America is supposed to be the land of the free and the home of the brave. But for African Americans and other people of color, the fight for equality remains a bitter struggle.
The NFL players who kneel or raise their fists during the national anthem are protesting police brutality and racial inequality. The countless murders of unarmed black men by police officers and a criminal justice system riddled with racial disparities are Jim Crow-era issues. These silent, peaceful and non-violent protests should be commended, not vilified.
While African-Americans comprise only about 12 percent of the total population, they represent 33 percent of the federal and state prison populations. In 2016, African Americans comprised 27 percent of all individuals arrested in the U.S. But the disparities do not end there.
1 out of every 3 individuals that are killed by police officers in any given year is African American. 69 percent of African American victims of police brutality were suspected of a non-violent crime and were unarmed. To make matters even worse, 97 percent of the cases of police brutality that were tracked in 2015 did not result in any officer-involved being charged with a crime. This is not just shameful, it’s legalized assault and murder.
After the Civil War, most African American veterans risked mistreatment and murder by simply wearing their uniforms. Nothing changed after the first World War when many veterans of color were denied the benefits and disability pay they had been promised. Yet even with these miscarriages of trust, more than a million African American men signed up for World War II to fight for their country. But when these patriotic war veterans returned home, they were shafted again. The G.I. Bill had been written in a way that most of its benefits – mortgage support, college tuition and business loans – were not available to them.
It has become customary for small groups of NFL players to meet at midfield after games to form prayer circles.
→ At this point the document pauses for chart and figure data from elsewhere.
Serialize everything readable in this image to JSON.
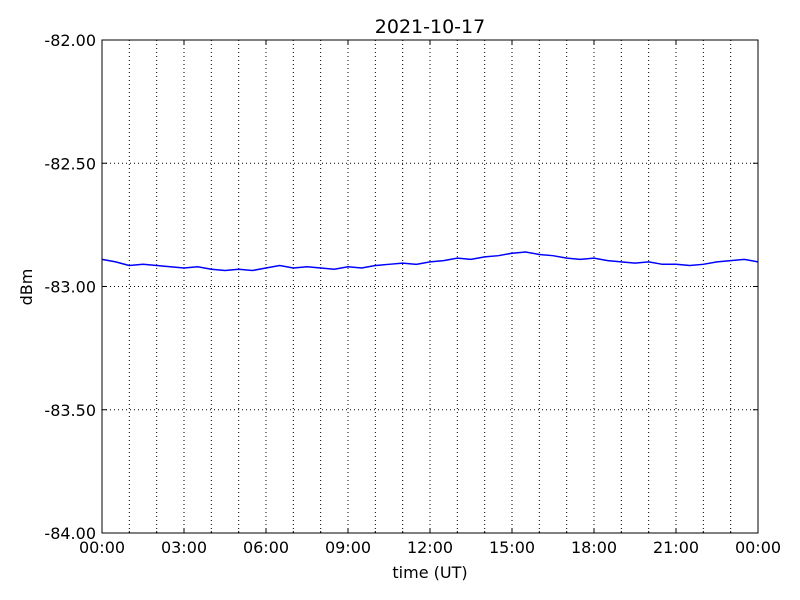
{
  "chart_data": {
    "type": "line",
    "title": "2021-10-17",
    "x_label": "time (UT)",
    "y_label": "dBm",
    "color": "#0000ff",
    "grid": true,
    "xlim": [
      0,
      24
    ],
    "xticks": [
      {
        "value": 0,
        "label": "00:00"
      },
      {
        "value": 3,
        "label": "03:00"
      },
      {
        "value": 6,
        "label": "06:00"
      },
      {
        "value": 9,
        "label": "09:00"
      },
      {
        "value": 12,
        "label": "12:00"
      },
      {
        "value": 15,
        "label": "15:00"
      },
      {
        "value": 18,
        "label": "18:00"
      },
      {
        "value": 21,
        "label": "21:00"
      },
      {
        "value": 24,
        "label": "00:00"
      }
    ],
    "xminorticks": [
      0,
      1,
      2,
      3,
      4,
      5,
      6,
      7,
      8,
      9,
      10,
      11,
      12,
      13,
      14,
      15,
      16,
      17,
      18,
      19,
      20,
      21,
      22,
      23,
      24
    ],
    "ylim": [
      -84,
      -82
    ],
    "yticks": [
      {
        "value": -84,
        "label": "-84.00"
      },
      {
        "value": -83.5,
        "label": "-83.50"
      },
      {
        "value": -83,
        "label": "-83.00"
      },
      {
        "value": -82.5,
        "label": "-82.50"
      },
      {
        "value": -82,
        "label": "-82.00"
      }
    ],
    "x": [
      0,
      0.5,
      1,
      1.5,
      2,
      2.5,
      3,
      3.5,
      4,
      4.5,
      5,
      5.5,
      6,
      6.5,
      7,
      7.5,
      8,
      8.5,
      9,
      9.5,
      10,
      10.5,
      11,
      11.5,
      12,
      12.5,
      13,
      13.5,
      14,
      14.5,
      15,
      15.5,
      16,
      16.5,
      17,
      17.5,
      18,
      18.5,
      19,
      19.5,
      20,
      20.5,
      21,
      21.5,
      22,
      22.5,
      23,
      23.5,
      24
    ],
    "values": [
      -82.89,
      -82.9,
      -82.915,
      -82.91,
      -82.915,
      -82.92,
      -82.925,
      -82.92,
      -82.93,
      -82.935,
      -82.93,
      -82.935,
      -82.925,
      -82.915,
      -82.925,
      -82.92,
      -82.925,
      -82.93,
      -82.92,
      -82.925,
      -82.915,
      -82.91,
      -82.905,
      -82.91,
      -82.9,
      -82.895,
      -82.885,
      -82.89,
      -82.88,
      -82.875,
      -82.865,
      -82.86,
      -82.87,
      -82.875,
      -82.885,
      -82.89,
      -82.885,
      -82.895,
      -82.9,
      -82.905,
      -82.9,
      -82.91,
      -82.91,
      -82.915,
      -82.91,
      -82.9,
      -82.895,
      -82.89,
      -82.9
    ]
  }
}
Should we vilify these players for exercising their first amendment rights because some atheists feel offended, or should we respect their freedom of speech? Unlike tariffs, when it comes to the constitution, we cannot pick winners and losers.
The double standard that exists in America today reaps of hypocrisy. A baker who refuses to make a wedding cake for a same-sex couple is applauded for his discrimination on religious grounds, while NFL players who hold silent protests during national anthems in a country that oppresses African Americans and people of color are booed and called traitors.
The right to protest does not come with rules and restrictions. To say that the national anthem or a football game is off limits for protestors is ridiculous. I understand the frustrations of drivers when protesters block highways and disrupt traffic. But protest methods are not negotiable. Dissent, by nature, is not politically correct.
African American athletes have a long history of highlighting social injustices by protesting the national anthem. Track stars Tommie Smith and John Carlos cemented their place in history when they raised their black-gloved fists at the 1968 Summer Olympics. Four years later in Germany, Vince Matthews and Wayne Collett were barred from the Olympic Games after taking the podium but refusing to face the flag during the national anthem.
When Denver Nuggets guard Mahmoud Abdul-Rauf was suspended in 1996 by the NBA for not standing during the national anthem, the controversy was not about patriotism or disrespecting the flag. It was the fact that the league was undermining democratic values by attempting to force its players to participate in a patriotic exercise.
Unlike citizens from less democratic nations who are mandated to attend morning flag-raising ceremonies, Americans – including African Americans – have a choice. NFL players like Colin Kaepernick and Eric Reid have proven that America is indeed home of the brave. However, until police officers are held accountable for their actions and the criminal justice system is reformed, America will never be the land of the free for people of color.